John Wood Group revenue drops as it reject takeover bid

John Wood Group has seen its revenue drop in the first quarter of the year by 6% year-on-year to $1.46bn (£1.17bn).

The financial report comes after the engineering firm rejected a takeover bid from Dubai-based firm, Sidara, for £1.4bn yesterday.

Analysts have stated that following this announcement, share prices at John Wood Group increased by 16%.

The company's board saidit had considered the proposal but concluded that it "fundamentally undervalued Wood and its future prospects".

Despite the year-on-year revenue drop, the firm reported that its order book, as of 31 March, had increased by 9% in the same period, reaching $6.2bn (£4.96bn).

Operations revenue also increased by 5% to $624m (£500m), with the group stating that this had been driven by higher activity levels across Europe and the Middle East.

Chief executive officer at John Wood Group, Ken Gilmartin, said: "We are now in the second year of our growth strategy and are making good progress, with EBITDA growth, margin expansion and an order book 9% higher than a year ago. We continue to win exciting and complex work across energy and materials, with sustainable solutions representing 40% of our pipeline.

"We are progressing with our simplification programme and have made some significant appointments this year including welcoming Arvind Balan as our new CFO. I am proud of the strong leadership team we have in place and confident that we will deliver on our significant potential. We are today reiterating our EBITDA guidance for 2024 and our outlook for 2025."

Looking forward, John Wood Group said that its financial performance will be weighted on the second half of the year, which is the typical seasonality of its business.

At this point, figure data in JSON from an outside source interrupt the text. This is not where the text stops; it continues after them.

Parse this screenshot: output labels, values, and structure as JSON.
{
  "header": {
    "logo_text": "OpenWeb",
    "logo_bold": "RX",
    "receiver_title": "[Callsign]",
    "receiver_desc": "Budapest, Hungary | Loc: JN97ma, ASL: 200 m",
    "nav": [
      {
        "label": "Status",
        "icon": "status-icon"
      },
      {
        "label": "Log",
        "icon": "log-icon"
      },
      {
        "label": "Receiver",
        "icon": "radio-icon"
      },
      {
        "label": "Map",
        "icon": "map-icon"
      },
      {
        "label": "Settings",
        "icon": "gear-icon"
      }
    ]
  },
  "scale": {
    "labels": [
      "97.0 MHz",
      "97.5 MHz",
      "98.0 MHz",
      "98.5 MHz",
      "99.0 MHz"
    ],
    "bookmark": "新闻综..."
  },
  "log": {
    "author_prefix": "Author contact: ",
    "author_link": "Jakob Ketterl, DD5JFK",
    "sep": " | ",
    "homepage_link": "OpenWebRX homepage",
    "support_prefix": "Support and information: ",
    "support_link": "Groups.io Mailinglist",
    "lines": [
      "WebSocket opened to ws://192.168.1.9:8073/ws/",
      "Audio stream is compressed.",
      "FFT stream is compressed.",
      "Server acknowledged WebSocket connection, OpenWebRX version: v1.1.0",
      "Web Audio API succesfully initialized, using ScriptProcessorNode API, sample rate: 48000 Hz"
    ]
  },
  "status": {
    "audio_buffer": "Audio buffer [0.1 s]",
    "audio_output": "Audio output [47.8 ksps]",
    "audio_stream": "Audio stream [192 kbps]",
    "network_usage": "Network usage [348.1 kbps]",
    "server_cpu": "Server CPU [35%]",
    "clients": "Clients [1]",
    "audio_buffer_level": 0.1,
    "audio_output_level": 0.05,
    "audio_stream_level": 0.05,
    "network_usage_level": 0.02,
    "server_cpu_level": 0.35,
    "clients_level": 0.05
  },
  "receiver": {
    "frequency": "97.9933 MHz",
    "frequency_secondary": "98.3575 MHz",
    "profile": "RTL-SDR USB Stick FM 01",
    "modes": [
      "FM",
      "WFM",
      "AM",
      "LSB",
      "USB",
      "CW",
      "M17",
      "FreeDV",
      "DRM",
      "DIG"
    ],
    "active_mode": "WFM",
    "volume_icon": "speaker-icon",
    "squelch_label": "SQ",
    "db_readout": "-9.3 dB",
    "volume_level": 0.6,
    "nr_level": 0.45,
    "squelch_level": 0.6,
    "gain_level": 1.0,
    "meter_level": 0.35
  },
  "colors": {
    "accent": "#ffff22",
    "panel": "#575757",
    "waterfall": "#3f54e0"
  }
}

Its net debt is expected to be at similar levels to that of the previous financial, and it has stated that it believes that its EBITDA growth in 2025 will exceed its medium-term target.

Head of financial analysis at AJ Bell, Danni Hewson, added: "Setting the pace on the FTSE 250, engineering services company John Wood Group saw shares surge more than 16% on the news that it’s once again come to the attention of a would-be suitor.

"The fact the offer from Dubai-based Sidara ‘fundamentally undervalued’ the company and was summarily rejected will only pour more fuel on speculation that the business may not hang around London markets for long either.

"Activist investors have been pushing for change and the share price moves today suggest investors expect Sidara could sweeten the pot, or former suitor Apollo might take another look."